Chris Pine continues his struggle to not be pigeonholed as another Chris Hemsworth and does a damn fine job this go round at proving his point. The back and forth of Jeff Bridges, who continues his glorious walkoff homerun that has been his career’s third act, with Gil Birmingham is as enjoyable as the barber shop banter of Clint Eastwood and John Carroll Lynch in Gran Torrino. Dale Dickey shows up in one of her atypical small roles to brilliantly steal her scene as per usual, even on her own standards she hasn’t owned the camera this well since Winters Bone. Though if we are talking actors, the most important conversations we should be having at this moment being, when are we going to start giving Ben Foster some genuine credit? Hasn’t the guy put in as much work over the last ten years as the Carradine’s collectively did in the 90’s? Feels that way at least. He consistently is in overlapping releases, this year showing up in four films (not to mention a short) and still we go “Ben who?” whenever his name comes up. His inevitable nod in the “best supporting actor” category speaks to his deserving better.

 

Any film with Van Zandt’s “Dollar Bill Blues” and Waylon’s “You Ask Me To” playing will obviously speak straight to my heart, those two songs alone keep my opinions positive over all about the soundtrack, though with everyone I have talked with making such a big hoorah about Nick Cave helping score the film; certainly he does a passable job where nothing on screen is left overtly worth complaining about, though the overall experience might as well be an onscreen adaption of a typical Cave album with two or three brilliant songs standing out amidst a white washed bleh of mediocre carbon copied style shading in the rest. To put it into perspective we can agree it far outshines that train wreck of Jonny Greenwoods on There Will Be Blood (if he was just gonna lay on the keyboard for two and a half hours the least he could have done was shown a little respect to everyone else putting in better work on the project by turning the volume down). So unless your heart skips a beat at the mention of Danny Elfman this one meets general expectations, though if you go in believing all of the cardboard words from cardboard people about perceived brilliance you will find yourself setback at its average tone that is unless you found Matt Barr’s role as Johnse on Hatfields & McCoys to be an authentic homage to roughneck culture in which case prepare to have your mind blown (anyone else still livid about whatever bullshit boots he had those Diesel jeans slipped over on episode two? I haven’t been that disgusted  since the weekend I thought it would be entertaining to read over live tweets from Coachella).

 

Although we see once again the theme of banks being the perpetual ominous “them” standing aggressively at odds with the consistently degraded “us,” the toughness and truth of the film rises out of the philosophical undertones of the separate Pine/Foster and Bridges/Birmingham dynamics which functions under the guise of humor.
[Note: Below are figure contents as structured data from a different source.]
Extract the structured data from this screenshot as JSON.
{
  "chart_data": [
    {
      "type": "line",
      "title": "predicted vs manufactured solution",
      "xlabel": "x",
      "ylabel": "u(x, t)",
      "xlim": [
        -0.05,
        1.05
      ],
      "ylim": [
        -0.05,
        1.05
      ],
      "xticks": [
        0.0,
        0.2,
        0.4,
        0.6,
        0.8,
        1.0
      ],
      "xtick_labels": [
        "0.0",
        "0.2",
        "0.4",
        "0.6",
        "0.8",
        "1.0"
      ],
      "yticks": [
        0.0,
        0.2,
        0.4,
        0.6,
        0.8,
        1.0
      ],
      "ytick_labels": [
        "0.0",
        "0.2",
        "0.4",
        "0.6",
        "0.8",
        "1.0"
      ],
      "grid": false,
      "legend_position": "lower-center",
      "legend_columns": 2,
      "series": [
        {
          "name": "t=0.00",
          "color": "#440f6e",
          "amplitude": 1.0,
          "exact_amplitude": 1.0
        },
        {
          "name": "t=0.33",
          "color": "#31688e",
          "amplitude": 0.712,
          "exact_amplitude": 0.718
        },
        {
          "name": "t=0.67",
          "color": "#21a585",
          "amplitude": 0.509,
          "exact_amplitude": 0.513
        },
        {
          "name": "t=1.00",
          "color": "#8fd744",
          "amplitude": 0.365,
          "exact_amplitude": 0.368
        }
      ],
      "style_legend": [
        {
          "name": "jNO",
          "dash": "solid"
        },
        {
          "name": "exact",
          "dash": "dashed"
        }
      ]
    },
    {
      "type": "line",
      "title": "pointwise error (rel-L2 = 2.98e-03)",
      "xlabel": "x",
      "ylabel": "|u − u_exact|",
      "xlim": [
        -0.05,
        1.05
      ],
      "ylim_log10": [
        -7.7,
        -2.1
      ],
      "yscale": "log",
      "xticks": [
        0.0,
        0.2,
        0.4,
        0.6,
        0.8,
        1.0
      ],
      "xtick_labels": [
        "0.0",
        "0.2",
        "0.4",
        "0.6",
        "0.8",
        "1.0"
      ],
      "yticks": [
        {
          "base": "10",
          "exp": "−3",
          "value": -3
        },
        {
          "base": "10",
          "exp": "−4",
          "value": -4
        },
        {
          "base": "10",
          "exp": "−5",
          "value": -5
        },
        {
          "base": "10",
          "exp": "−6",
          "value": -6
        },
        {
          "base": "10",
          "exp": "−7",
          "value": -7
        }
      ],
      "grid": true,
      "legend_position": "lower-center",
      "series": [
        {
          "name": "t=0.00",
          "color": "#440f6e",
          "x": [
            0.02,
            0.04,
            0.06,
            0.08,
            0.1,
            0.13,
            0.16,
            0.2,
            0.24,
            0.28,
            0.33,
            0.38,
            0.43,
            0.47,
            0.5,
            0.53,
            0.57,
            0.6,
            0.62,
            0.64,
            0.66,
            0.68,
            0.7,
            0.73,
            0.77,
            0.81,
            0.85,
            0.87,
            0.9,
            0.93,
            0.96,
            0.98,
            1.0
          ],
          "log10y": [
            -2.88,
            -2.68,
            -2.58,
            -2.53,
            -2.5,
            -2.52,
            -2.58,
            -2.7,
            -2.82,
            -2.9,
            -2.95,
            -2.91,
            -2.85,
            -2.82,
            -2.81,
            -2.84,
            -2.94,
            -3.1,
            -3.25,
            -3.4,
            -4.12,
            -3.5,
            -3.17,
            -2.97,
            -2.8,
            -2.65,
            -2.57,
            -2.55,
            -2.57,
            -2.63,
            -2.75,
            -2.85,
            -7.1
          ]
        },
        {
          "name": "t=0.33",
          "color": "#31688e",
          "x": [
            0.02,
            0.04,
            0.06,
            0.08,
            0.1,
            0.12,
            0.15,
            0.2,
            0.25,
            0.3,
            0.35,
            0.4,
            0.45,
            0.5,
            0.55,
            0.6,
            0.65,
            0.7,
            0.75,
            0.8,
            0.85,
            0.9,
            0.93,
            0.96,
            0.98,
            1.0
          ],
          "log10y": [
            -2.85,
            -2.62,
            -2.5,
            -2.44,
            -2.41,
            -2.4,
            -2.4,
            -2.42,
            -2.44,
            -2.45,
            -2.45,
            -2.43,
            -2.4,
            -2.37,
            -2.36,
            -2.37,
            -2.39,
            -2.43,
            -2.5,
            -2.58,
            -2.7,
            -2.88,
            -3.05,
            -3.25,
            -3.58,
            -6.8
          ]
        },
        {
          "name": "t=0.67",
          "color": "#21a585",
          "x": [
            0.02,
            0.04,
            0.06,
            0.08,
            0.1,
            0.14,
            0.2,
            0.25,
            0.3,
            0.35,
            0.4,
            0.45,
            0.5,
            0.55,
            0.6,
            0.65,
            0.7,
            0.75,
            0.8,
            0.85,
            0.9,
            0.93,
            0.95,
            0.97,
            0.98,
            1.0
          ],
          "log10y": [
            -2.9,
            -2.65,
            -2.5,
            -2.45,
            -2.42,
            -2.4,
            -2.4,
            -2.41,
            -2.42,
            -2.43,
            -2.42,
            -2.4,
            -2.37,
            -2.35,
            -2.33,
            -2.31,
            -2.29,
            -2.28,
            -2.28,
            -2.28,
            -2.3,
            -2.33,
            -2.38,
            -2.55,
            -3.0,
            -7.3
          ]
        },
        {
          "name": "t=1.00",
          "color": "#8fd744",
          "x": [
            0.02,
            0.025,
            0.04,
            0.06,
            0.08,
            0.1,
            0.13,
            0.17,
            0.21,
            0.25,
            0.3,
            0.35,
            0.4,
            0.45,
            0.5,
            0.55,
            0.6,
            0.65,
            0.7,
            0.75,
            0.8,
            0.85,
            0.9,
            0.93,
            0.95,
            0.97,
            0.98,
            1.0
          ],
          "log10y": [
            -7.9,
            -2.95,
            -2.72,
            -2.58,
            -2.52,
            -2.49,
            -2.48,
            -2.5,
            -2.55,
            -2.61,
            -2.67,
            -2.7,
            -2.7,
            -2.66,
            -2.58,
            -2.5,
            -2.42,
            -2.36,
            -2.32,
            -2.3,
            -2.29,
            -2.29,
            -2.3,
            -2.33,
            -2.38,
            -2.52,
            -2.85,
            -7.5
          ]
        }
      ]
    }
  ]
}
Hell or High Water is hilarious, its expression of the human spirit through old dogs still having their greatest fight left in them holds valid emotional depth; if we were to rank films along the curve of longevity of relevance and enjoyment, amidst all the greatness we have had the privileged to see over the year, this film sits firmly at number one as what will be revisited with thirst time and time again infinitum.